My queer vampire novel OUT FOR BLOOD was republished by Valancourt Books, October 2019.

Thursday, March 9, 2017

THE AMBASSADORS by Henry James

LIVE ALL YOU CAN. IT'S A MISTAKE NOT TO.


This is my 3rd reading of Mr. Henry James's THE AMBASSADORS. I tried it when I was 20 and failed (found it impenetrable), tried again at 30 and succeeded in getting through it, but felt baffled and somewhat defeated by it. Read it again at 40 and marvelled at what I had missed, fell in love with it, stood in awe of it -- a revelation! Now, having turned 50, I have read it once more and it has vaulted to the top of my list of favourite novels. Every nuance I may have missed before seems to have revealed itself to me like a flowering blossom. In part, this may be due to the fact that in the ensuing decade, I (an American) have been living abroad, first in Canada and then mostly in England. James himself was an 'expat' who felt increasingly divorced from his home country and in due course became a British citizen. The influence of his life abroad, in London, in Europe, colours his point of view in THE AMBASSADORS and skews it toward Europe in something of a rebuke to the provincial, Puritanical ways of the United States.

James is honoured with an enormous plaque in Westminster Abbey with a quote from THE AMBASSADORS: 'Live all you can. It's a mistake not to.' Which is spoken by the main character, Lambert Strether (55 years of age) to little Bilham, a young American in his twenties, although of all the personages in THE AMBASSADORS little Bilham is the least likely to require this bit of advice.... Strether has been sent to Paris from Woollett, Massachusetts, by the cold-thinking Mrs Newsome, on a mission to retrieve her son Chad from the horrors of his presumed corrupt lifestyle in the Old World, and to whisk Chad back home to assume the mantle of the family business and perhaps to marry the young Mamie Pocock (his mother's idea). (Woollett makes a certain household article that dares not speak its name throughout the entire novel.) Not inconsequently, our hero Strether, a widower who lost his wife and child many years ago, is a trusted family friend and is more or less now engaged to the magnificent Mrs Newsome. Until Strether himself sets foot in Paris, it seems that the eventual return to Woollett and union with the Newsome family is all he can look forward to.

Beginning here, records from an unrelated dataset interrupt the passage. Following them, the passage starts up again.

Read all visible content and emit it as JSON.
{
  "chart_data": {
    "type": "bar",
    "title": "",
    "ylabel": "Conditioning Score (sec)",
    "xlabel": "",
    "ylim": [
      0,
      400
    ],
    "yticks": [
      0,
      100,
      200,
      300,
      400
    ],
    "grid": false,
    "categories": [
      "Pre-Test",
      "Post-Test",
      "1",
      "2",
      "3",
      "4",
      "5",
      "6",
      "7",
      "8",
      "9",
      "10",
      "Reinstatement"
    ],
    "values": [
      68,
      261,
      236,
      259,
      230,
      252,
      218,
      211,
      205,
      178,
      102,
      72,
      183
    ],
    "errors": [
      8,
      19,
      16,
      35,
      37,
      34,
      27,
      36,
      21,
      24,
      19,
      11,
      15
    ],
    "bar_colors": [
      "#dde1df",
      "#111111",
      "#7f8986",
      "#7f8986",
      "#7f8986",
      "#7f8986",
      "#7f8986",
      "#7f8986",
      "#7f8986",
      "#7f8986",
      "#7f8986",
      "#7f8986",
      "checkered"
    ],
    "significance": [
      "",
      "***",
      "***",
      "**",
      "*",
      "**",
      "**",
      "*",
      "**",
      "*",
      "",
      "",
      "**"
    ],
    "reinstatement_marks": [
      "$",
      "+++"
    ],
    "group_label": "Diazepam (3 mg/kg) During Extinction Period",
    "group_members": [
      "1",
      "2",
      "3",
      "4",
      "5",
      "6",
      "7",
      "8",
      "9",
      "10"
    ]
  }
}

However, Paris opens up his eyes as they have also opened up Chad Newsome's, in ways unpredictable and, as James would say, 'wonderful.' ... But nothing further. No spoilers here. If you've never read it, you may find it baffling at first (unless I was merely dense when I first read it), but now, finally, as I've passed the half-century mark and started to approach the age of 'our friend' Lambert Strether, I simply cannot express the exquisite pleasure I received on my 3rd reading of THE AMBASSADORS. Only question left is, shall I read it again when I turn 55? Or wait till 60?